Published online Sep 27, 2023. doi: 10.4240/wjgs.v15.i9.1986
Peer-review started: May 24, 2023
First decision: June 13, 2023
Revised: July 4, 2023
Accepted: July 31, 2023
Article in press: July 31, 2023
Published online: September 27, 2023
Processing time: 121 Days and 11.7 Hours
Adenocarcinoma of the esophagogastric junction has a center of origin within 5 cm of the esophagogastric junction. Surgical resection remains the main treatment. A transthoracic approach is recommended for Siewert I adenocarcinoma of the esophagogastric junction and a transabdominal approach is recommended for Siewert III adenocarcinoma of the esophagogastric junction. However, there is a need to determine the optimal surgical approach for Siewert II adenocarcinoma of the esophagogastric junction to improve lung function and the prognosis of patients.
To investigate and compare the surgical effects, postoperative changes in pulmonary function, and prognoses of two approaches to treating combined esophagogastric cancer.
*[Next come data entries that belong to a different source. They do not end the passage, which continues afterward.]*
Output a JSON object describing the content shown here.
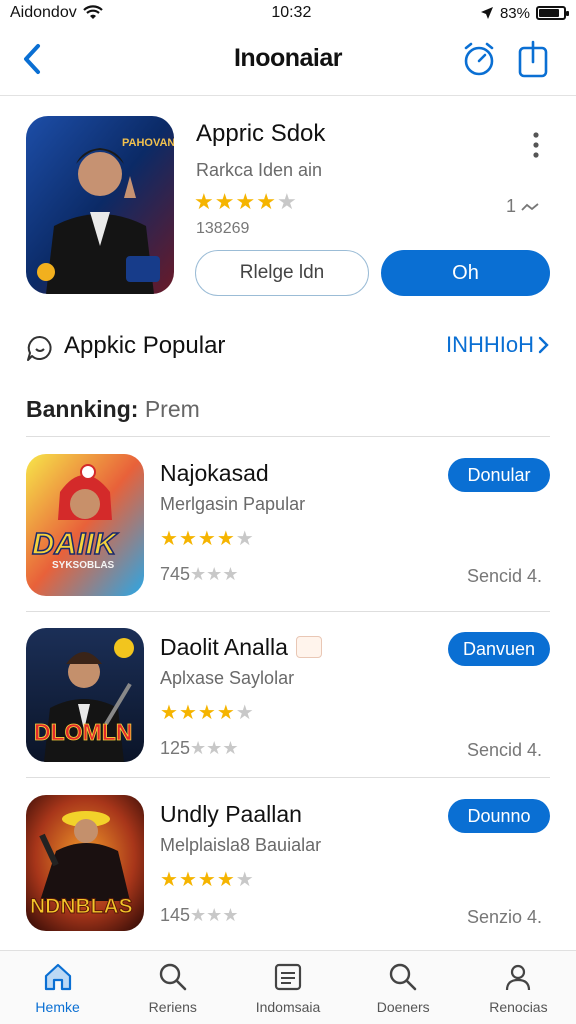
{
  "status_bar": {
    "carrier": "Aidondov",
    "time": "10:32",
    "battery": "83%",
    "battery_level": 0.83
  },
  "nav": {
    "title": "Inoonaiar"
  },
  "featured": {
    "title": "Appric Sdok",
    "subtitle": "Rarkca Iden ain",
    "stars": 4,
    "count": "138269",
    "rank": "1",
    "secondary_button": "Rlelge ldn",
    "primary_button": "Oh",
    "icon_text": "PAHOVAN"
  },
  "section": {
    "title": "Appkic Popular",
    "link": "INHHIoH"
  },
  "category": {
    "bold": "Bannking:",
    "rest": "Prem"
  },
  "apps": [
    {
      "name": "Najokasad",
      "subtitle": "Merlgasin Papular",
      "stars": 4,
      "rating": "745",
      "button": "Donular",
      "meta": "Sencid 4.",
      "icon_text": "DAIIK",
      "icon_subtext": "SYKSOBLAS"
    },
    {
      "name": "Daolit Analla",
      "subtitle": "Aplxase Saylolar",
      "stars": 4,
      "rating": "125",
      "button": "Danvuen",
      "meta": "Sencid 4.",
      "icon_text": "DLOMLN"
    },
    {
      "name": "Undly Paallan",
      "subtitle": "Melplaisla8 Bauialar",
      "stars": 4,
      "rating": "145",
      "button": "Dounno",
      "meta": "Senzio 4.",
      "icon_text": "NDNBLAS"
    }
  ],
  "tabs": [
    {
      "label": "Hemke",
      "icon": "home-icon",
      "active": true
    },
    {
      "label": "Reriens",
      "icon": "search-icon",
      "active": false
    },
    {
      "label": "Indomsaia",
      "icon": "list-icon",
      "active": false
    },
    {
      "label": "Doeners",
      "icon": "search-icon",
      "active": false
    },
    {
      "label": "Renocias",
      "icon": "person-icon",
      "active": false
    }
  ],
  "colors": {
    "accent": "#0a6fd3",
    "star": "#f5b400"
  }
}
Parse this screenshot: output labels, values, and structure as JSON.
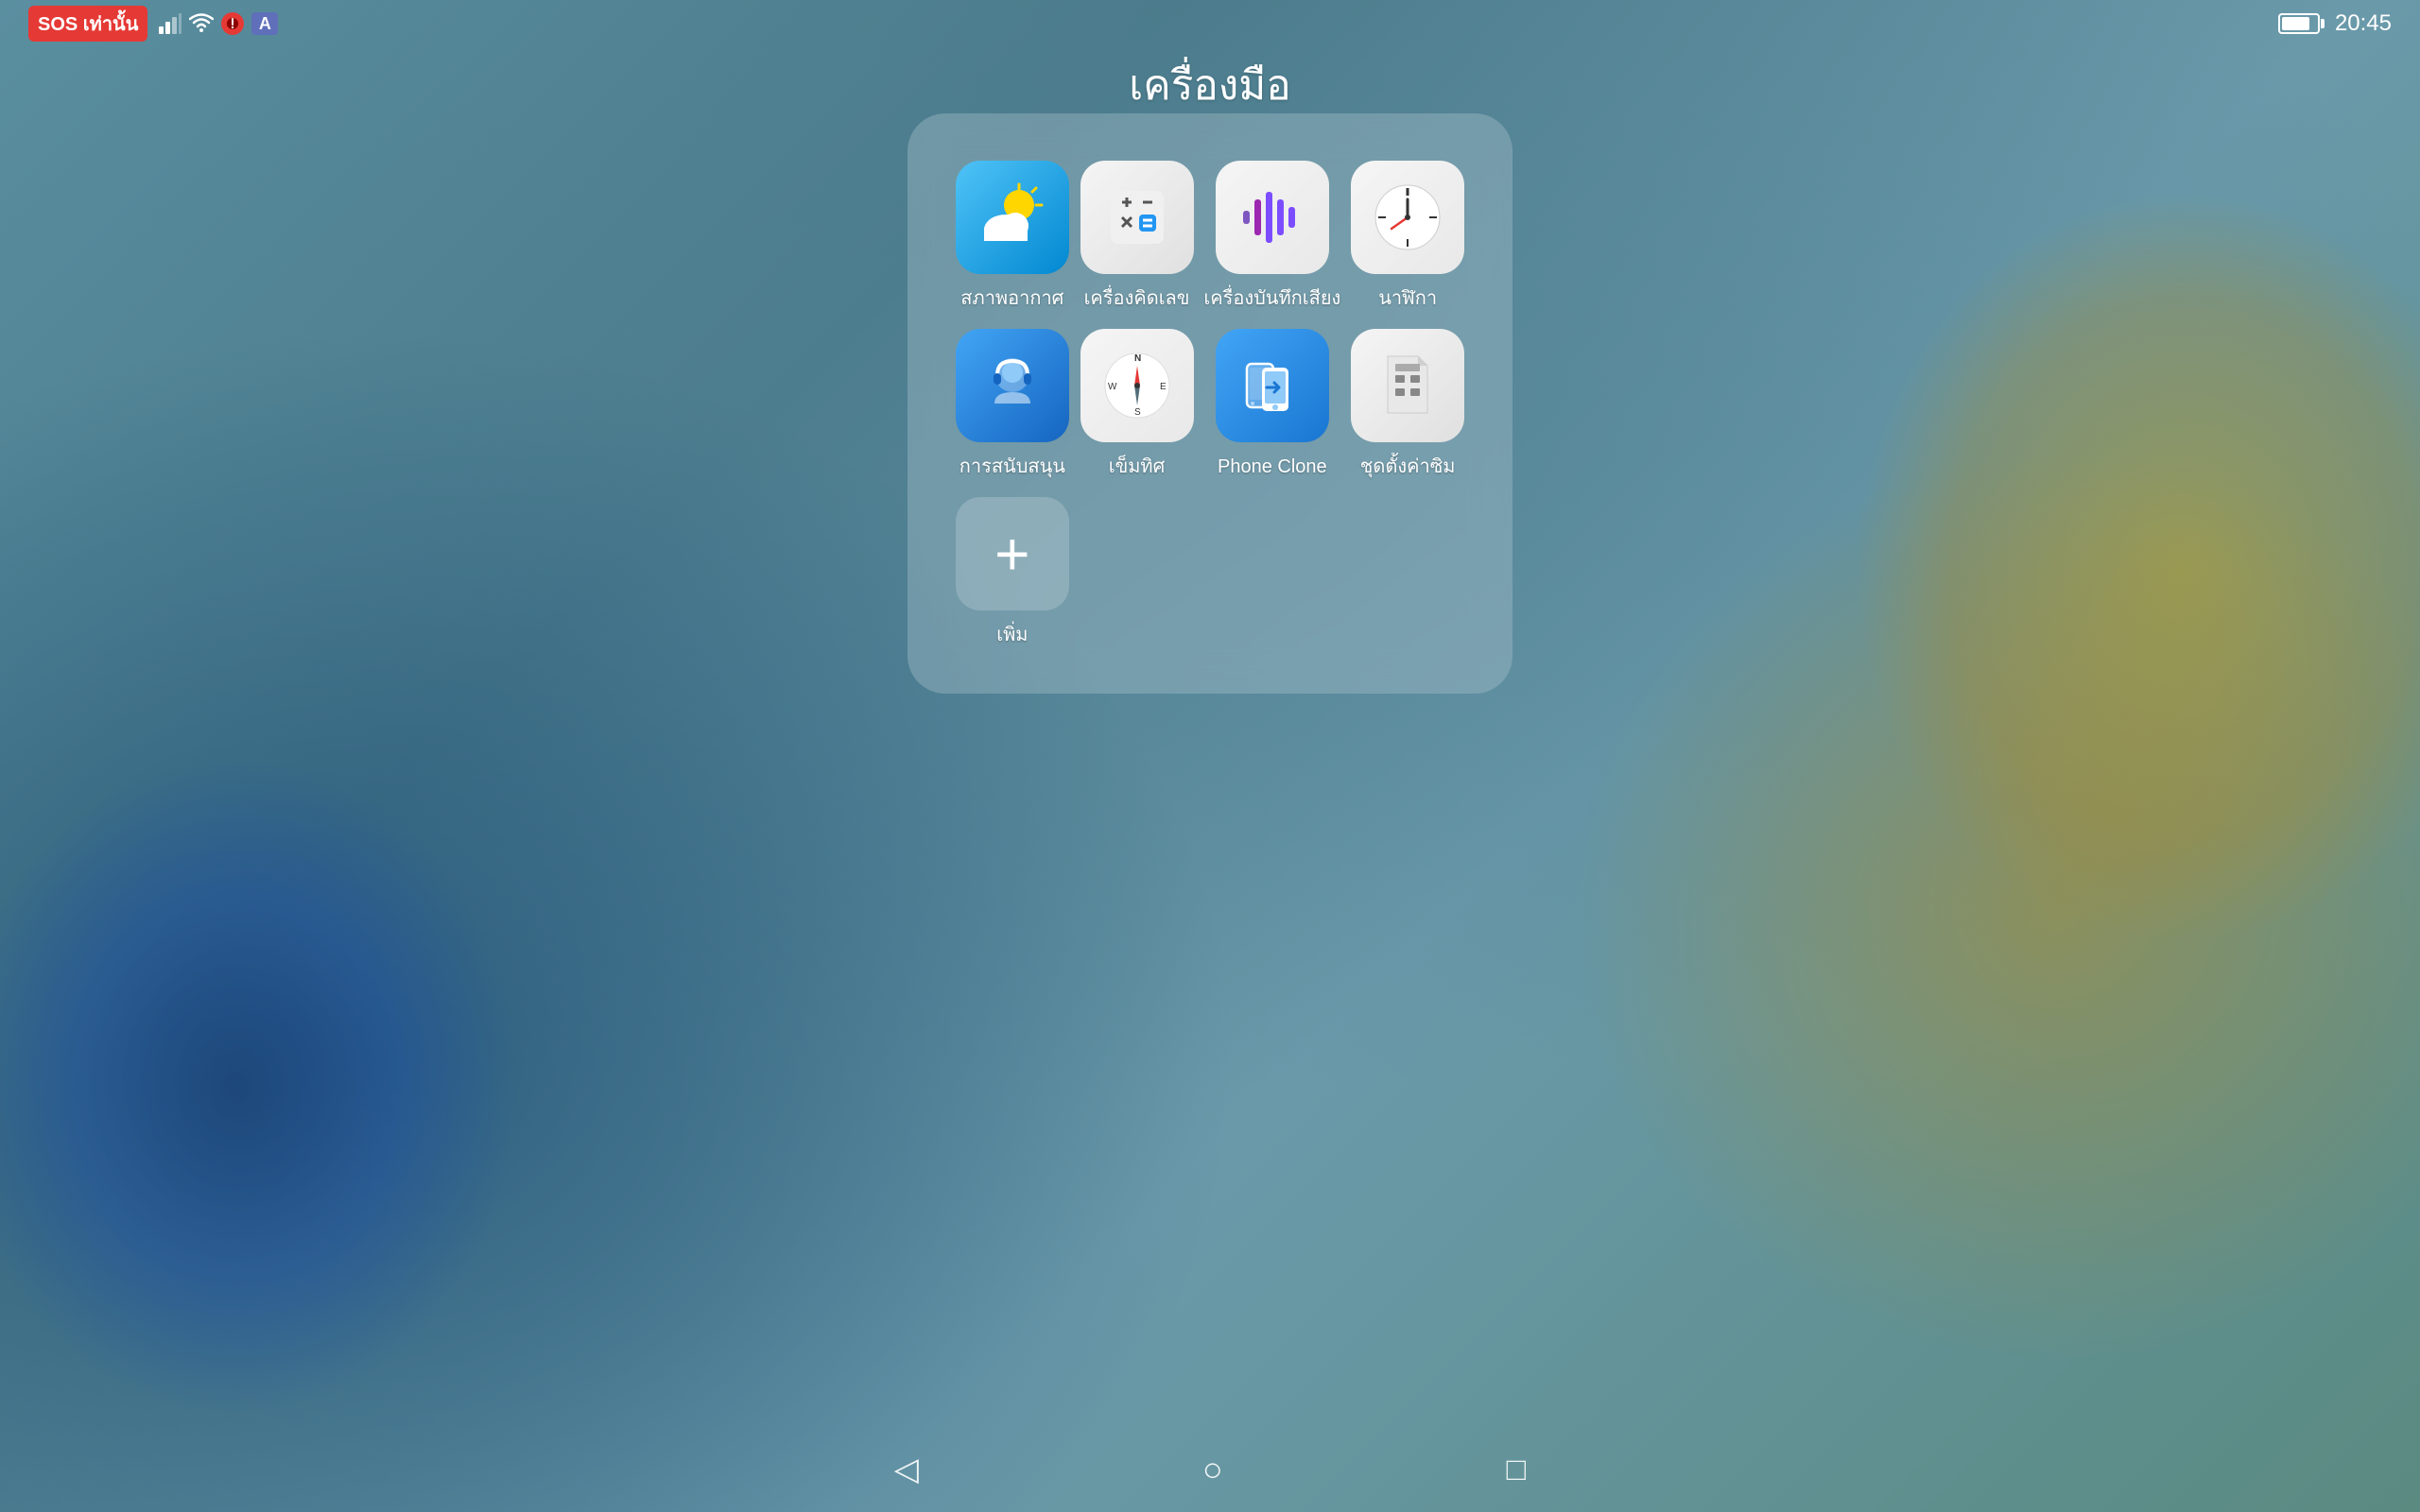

One hundred and thirty-eight patients with combined esophagogastric cancer treated by general and thoracic surgeries in our hospital were selected. They were divided into group A comprising 70 patients (transabdominal approach) and group B comprising 68 patients (transthoracic approach) based on the surgical approach. The indexes related to surgical trauma, number of removed lymph nodes, indexes of lung function before and after surgery, survival rate, and survival duration of the two groups were compared 3 years after surgery.
The duration of surgery, length of hospital stay, and postoperative drainage duration of the patients in group A were shorter than those of the patients in group B, and the volume of blood loss caused by surgery was lower for group A than for group B (P < 0.05). At the one-month postoperative review, the first second, maximum ventilation volume, forceful lung volume, and lung volume values were higher for group A than for group B (P < 0.05). Preoperatively, the QLQ-OES18 scale scores of the patients in group A were higher than those in group B on re-evaluation at 3 mo postoperatively (P < 0.05). The surgical complication rate of the patients in group A was 10.00%, which was lower than that of patients in group B, which was 23.53% (P < 0.05).
Transabdominal and transthoracic surgical approaches are comparable in treating combined esophagogastric cancer; however, the former results in lesser surgical trauma, milder changes in pulmonary function, and fewer complications.
Core Tip: Surgical resection remains the main treatment for adenocarcinoma of the esophagogastric junction. The transthoracic approach is recommended for Siewert I, and the transabdominal approach for Siewert III adenocarcinomas of the esophagogastric junction. However, the optimal surgical approach for Siewert II adenocarcinoma of the esophagogastric junction remains inconclusive. We found that the transabdominal approach has the advantage of lesser surgical trauma, lesser impact on patients' pulmonary function, and fewer complications.